Обитали греки совместно с остальными сорока рабами в небольшом помещении, расположенном на окраине города.

Здесь же, недалеко от них, за высокой каменной стеной находились казармы военных, чья численность не на шутку удивляла их. Невольники часто видели, как те под покровом ночи целыми сотнями покидали свои расположения и по прошествии нескольких дней, также ночами, шумно возвращались, сопровождая захваченные караваны.

Поначалу греки не могли понять происходящего, ведь сатрап Хорезма был подданным персидского царя, и караваны тоже были персидскими, но, прожив здесь достаточно длительный срок, они разобрались в этих хитросплетениях.

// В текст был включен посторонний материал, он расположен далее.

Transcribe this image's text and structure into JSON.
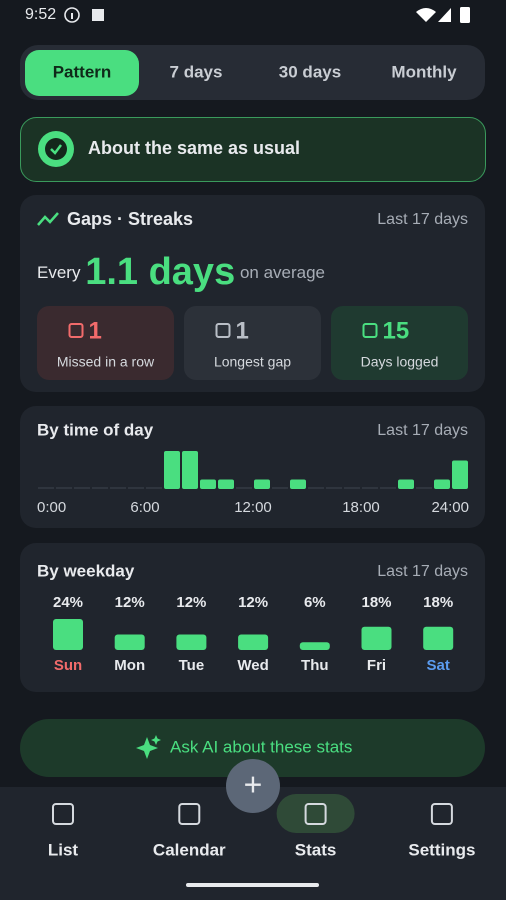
{
  "status_bar": {
    "time": "9:52"
  },
  "tabs": {
    "items": [
      "Pattern",
      "7 days",
      "30 days",
      "Monthly"
    ],
    "active": 0
  },
  "banner": {
    "text": "About the same as usual"
  },
  "gaps": {
    "title": "Gaps · Streaks",
    "range": "Last 17 days",
    "prefix": "Every",
    "average": "1.1 days",
    "suffix": "on average",
    "stats": [
      {
        "value": 1,
        "label": "Missed in a row"
      },
      {
        "value": 1,
        "label": "Longest gap"
      },
      {
        "value": 15,
        "label": "Days logged"
      }
    ]
  },
  "chart_data": [
    {
      "type": "bar",
      "title": "By time of day",
      "subtitle": "Last 17 days",
      "x": [
        0,
        1,
        2,
        3,
        4,
        5,
        6,
        7,
        8,
        9,
        10,
        11,
        12,
        13,
        14,
        15,
        16,
        17,
        18,
        19,
        20,
        21,
        22,
        23
      ],
      "values": [
        0,
        0,
        0,
        0,
        0,
        0,
        0,
        4,
        4,
        1,
        1,
        0,
        1,
        0,
        1,
        0,
        0,
        0,
        0,
        0,
        1,
        0,
        1,
        3
      ],
      "xlim": [
        0,
        24
      ],
      "xticks": [
        {
          "value": 0,
          "label": "0:00"
        },
        {
          "value": 6,
          "label": "6:00"
        },
        {
          "value": 12,
          "label": "12:00"
        },
        {
          "value": 18,
          "label": "18:00"
        },
        {
          "value": 24,
          "label": "24:00"
        }
      ],
      "color": "#4ade80"
    },
    {
      "type": "bar",
      "title": "By weekday",
      "subtitle": "Last 17 days",
      "categories": [
        "Sun",
        "Mon",
        "Tue",
        "Wed",
        "Thu",
        "Fri",
        "Sat"
      ],
      "values": [
        24,
        12,
        12,
        12,
        6,
        18,
        18
      ],
      "value_labels": [
        "24%",
        "12%",
        "12%",
        "12%",
        "6%",
        "18%",
        "18%"
      ],
      "color": "#4ade80"
    }
  ],
  "ask_button": {
    "text": "Ask AI about these stats"
  },
  "fab": {
    "label": "+"
  },
  "nav": {
    "items": [
      "List",
      "Calendar",
      "Stats",
      "Settings"
    ],
    "active": 2
  }
}
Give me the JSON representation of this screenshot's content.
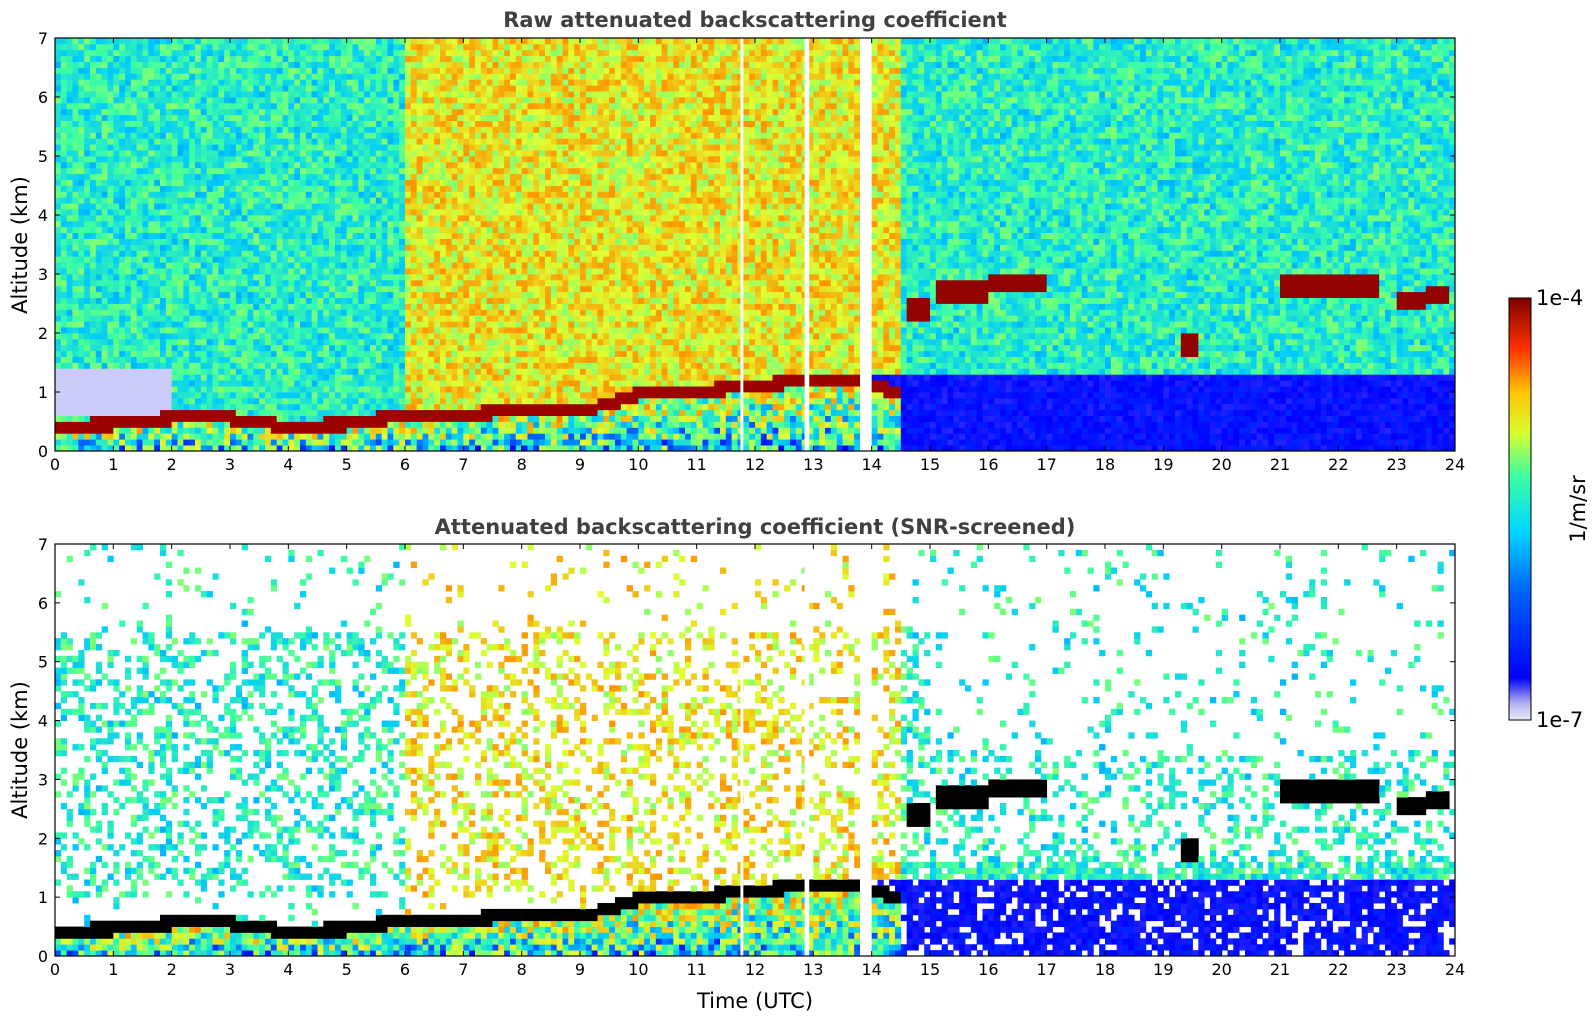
{
  "chart_data": [
    {
      "type": "heatmap",
      "title": "Raw attenuated backscattering coefficient",
      "xlabel": "",
      "ylabel": "Altitude (km)",
      "xlim": [
        0,
        24
      ],
      "ylim": [
        0,
        7
      ],
      "xticks": [
        "0",
        "1",
        "2",
        "3",
        "4",
        "5",
        "6",
        "7",
        "8",
        "9",
        "10",
        "11",
        "12",
        "13",
        "14",
        "15",
        "16",
        "17",
        "18",
        "19",
        "20",
        "21",
        "22",
        "23",
        "24"
      ],
      "yticks": [
        "0",
        "1",
        "2",
        "3",
        "4",
        "5",
        "6",
        "7"
      ],
      "boundary_layer_top_km": [
        [
          0,
          0.4
        ],
        [
          1,
          0.45
        ],
        [
          2,
          0.55
        ],
        [
          3,
          0.55
        ],
        [
          4,
          0.4
        ],
        [
          5,
          0.45
        ],
        [
          6,
          0.6
        ],
        [
          7,
          0.6
        ],
        [
          8,
          0.7
        ],
        [
          9,
          0.65
        ],
        [
          10,
          0.95
        ],
        [
          11,
          1.0
        ],
        [
          12,
          1.1
        ],
        [
          13,
          1.2
        ],
        [
          13.8,
          1.2
        ],
        [
          14.5,
          0.95
        ]
      ],
      "cloud_layers": [
        {
          "t_start": 14.7,
          "t_end": 14.9,
          "alt_km": 2.4
        },
        {
          "t_start": 15.2,
          "t_end": 15.9,
          "alt_km": 2.7
        },
        {
          "t_start": 16.1,
          "t_end": 16.9,
          "alt_km": 2.85
        },
        {
          "t_start": 19.4,
          "t_end": 19.5,
          "alt_km": 1.8
        },
        {
          "t_start": 21.1,
          "t_end": 22.6,
          "alt_km": 2.8
        },
        {
          "t_start": 23.1,
          "t_end": 23.4,
          "alt_km": 2.55
        },
        {
          "t_start": 23.6,
          "t_end": 23.8,
          "alt_km": 2.65
        }
      ]
    },
    {
      "type": "heatmap",
      "title": "Attenuated backscattering coefficient (SNR-screened)",
      "xlabel": "Time (UTC)",
      "ylabel": "Altitude (km)",
      "xlim": [
        0,
        24
      ],
      "ylim": [
        0,
        7
      ],
      "xticks": [
        "0",
        "1",
        "2",
        "3",
        "4",
        "5",
        "6",
        "7",
        "8",
        "9",
        "10",
        "11",
        "12",
        "13",
        "14",
        "15",
        "16",
        "17",
        "18",
        "19",
        "20",
        "21",
        "22",
        "23",
        "24"
      ],
      "yticks": [
        "0",
        "1",
        "2",
        "3",
        "4",
        "5",
        "6",
        "7"
      ]
    }
  ],
  "colorbar": {
    "label": "1/m/sr",
    "max_label": "1e-4",
    "min_label": "1e-7",
    "colormap": [
      "#ececf8",
      "#0000ff",
      "#00c8ff",
      "#40ffa0",
      "#e0ff30",
      "#ff9000",
      "#ff1000",
      "#800000"
    ]
  }
}
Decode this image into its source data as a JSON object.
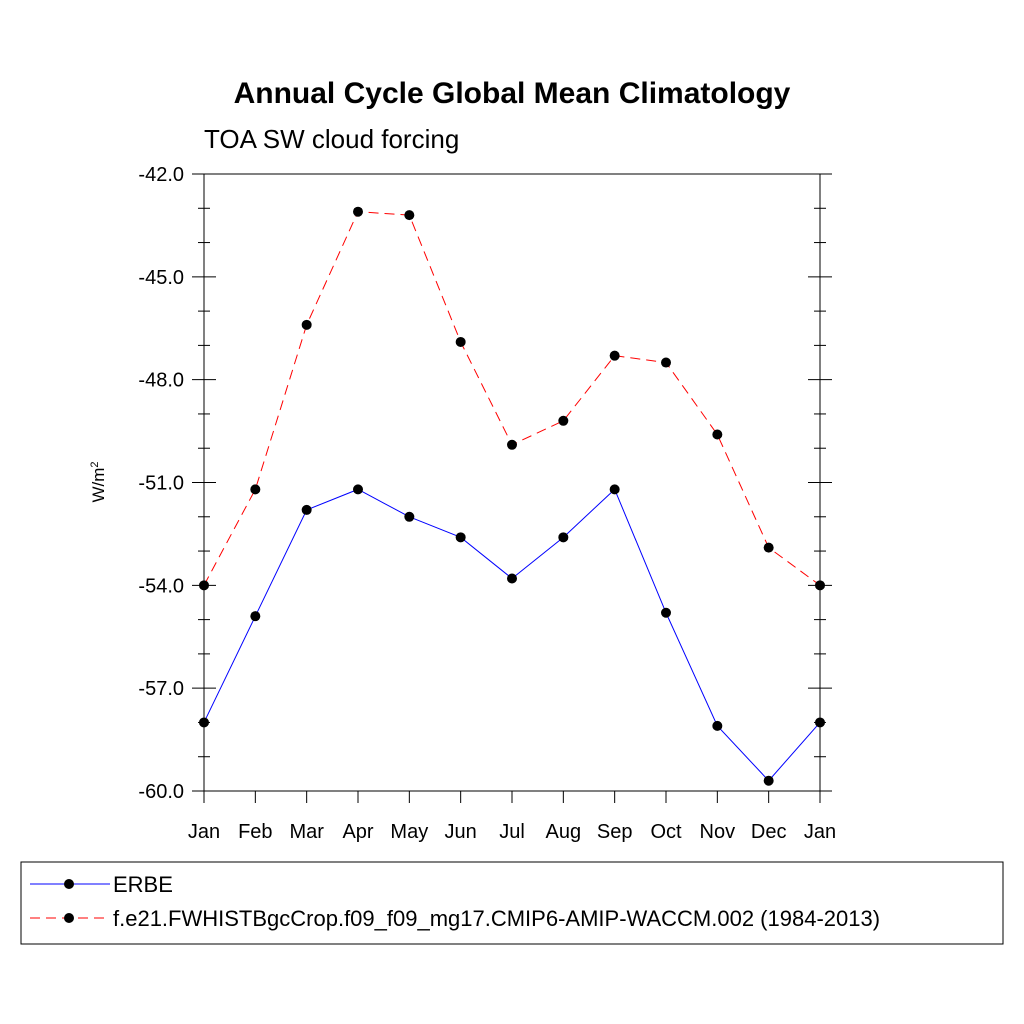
{
  "chart_data": {
    "type": "line",
    "title": "Annual Cycle Global Mean Climatology",
    "subtitle": "TOA SW cloud forcing",
    "ylabel_base": "W/m",
    "ylabel_exp": "2",
    "xlabel": "",
    "categories": [
      "Jan",
      "Feb",
      "Mar",
      "Apr",
      "May",
      "Jun",
      "Jul",
      "Aug",
      "Sep",
      "Oct",
      "Nov",
      "Dec",
      "Jan"
    ],
    "ylim": [
      -60.0,
      -42.0
    ],
    "yticks": [
      -42.0,
      -45.0,
      -48.0,
      -51.0,
      -54.0,
      -57.0,
      -60.0
    ],
    "ytick_labels": [
      "-42.0",
      "-45.0",
      "-48.0",
      "-51.0",
      "-54.0",
      "-57.0",
      "-60.0"
    ],
    "series": [
      {
        "name": "ERBE",
        "color": "#0000ff",
        "dash": "solid",
        "values": [
          -58.0,
          -54.9,
          -51.8,
          -51.2,
          -52.0,
          -52.6,
          -53.8,
          -52.6,
          -51.2,
          -54.8,
          -58.1,
          -59.7,
          -58.0
        ]
      },
      {
        "name": "f.e21.FWHISTBgcCrop.f09_f09_mg17.CMIP6-AMIP-WACCM.002 (1984-2013)",
        "color": "#ff0000",
        "dash": "dashed",
        "values": [
          -54.0,
          -51.2,
          -46.4,
          -43.1,
          -43.2,
          -46.9,
          -49.9,
          -49.2,
          -47.3,
          -47.5,
          -49.6,
          -52.9,
          -54.0
        ]
      }
    ],
    "legend_position": "bottom"
  }
}
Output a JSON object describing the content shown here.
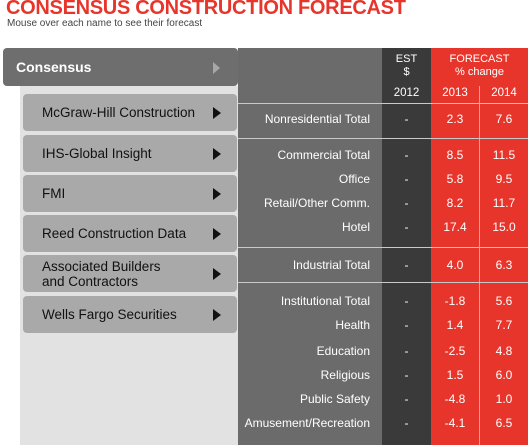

Всё было гораздо проще, нежели казалось прежде. То, что творили военные люди, исходило от самого Ардавы, с его высочайшего негласного одобрения. Местные купцы, действуя от его имени в дальних восточных странах, получали огромные прибыли за товары, совершенно не принадлежащие ни им, ни повелителю Хорезма, после чего вновь наживались, но уже на западе, возвращаясь оттуда и щедро пополняя его личную сокровищницу. При этом во избежание скандального разоблачения и немилости царя царей, властителя всей Персии, они полностью заменяли сопровождение караванов своими людьми, не беря в плен и не оставляя в живых ни одного свидетеля творимых ими безобразий.

Справедливости ради следовало отметить, что такие их невиданные и неслыханные дерзновенные своеволие и самоуправство происходили не всегда, и многим иноземным караванам удавалось благополучно миновать хорезмийские земли.

Однажды, ещё задолго до того, как в зимнюю пору среди невольников появился странный человек по имени Фардас, до них донеслись слухи о разорении кочевыми сакскими племенами соседней сатрапии Бактрии. И вновь грекам было непонятно, почему же Хорезм не вступился за единодержавников, а молча, словно ничего не произошло, воспринял такое дерзкое свершение дикарей.

Но с той самой поры в главном городе стало неспокойно. Всё реже стали доноситься звуки веселья из воинских казарм, и всё чаще и надолго они покидали свой стан. Затевалось что-то серьёзное.

Обычно молчаливый Фардас в один из вечеров обмолвился о гонце, спешно прибывшем во дворец из сатрапии Согдианы, но больше он ничего о нём не знал. Вскоре этот визит стал понятен.

Правитель Хорезма в окружении свиты и в сопровождении личной гвардии двинулся навестить соседнюю Согдиану. Накануне в ночь все войска покинули городские стены, оставив в нём лишь небольшой гарнизон. Рабов с этого дня из помещения не выводили.

– Послушай, что я хочу сказать тебе, Бронт. Это очень важно, – Форкис шёпотом обратился к старшему товарищу, тихо придвинувшись к нему на лежанке. – Самое подходящее время для нас наступило. Думаю, мы можем сбежать отсюда навсегда. Нужно убрать охрану. Это не составит большого труда. На днях я присмотрел одно местечко, недалеко от этой казармы, где можно разжиться лошадьми. Что думаешь?

– Ну ты и сказал! С чего это ты вдруг всполошился? Надо же, ты такое придумал, что прямо дух захватывает! Ложись и спи, – недовольно буркнул тот, поворачиваясь к нему.

– Время подходящее. Вот чего. Война. Все ушли в поход. Мы вроде как и не нужны никому теперь, – объяснял Форкис.

– А дальше что? Куда подадимся? Забыл уже, как все мы сюда попали? Или ты по рытью канав соскучился? А может, ты и у кочевников в неволе побывать хочешь? – Бронт резонно остужал пыл собеседника.

– Ты что, собрался до самой старости быть рабом? Не понимаю я тебя. Ведь столько лет мы мечтали о побеге отсюда, и вот на тебе – он ударился в воспоминания. Тут жизнь, может быть, только начинается у него, а он даже слушать ничего не хочет, – искренне возмутился Форкис.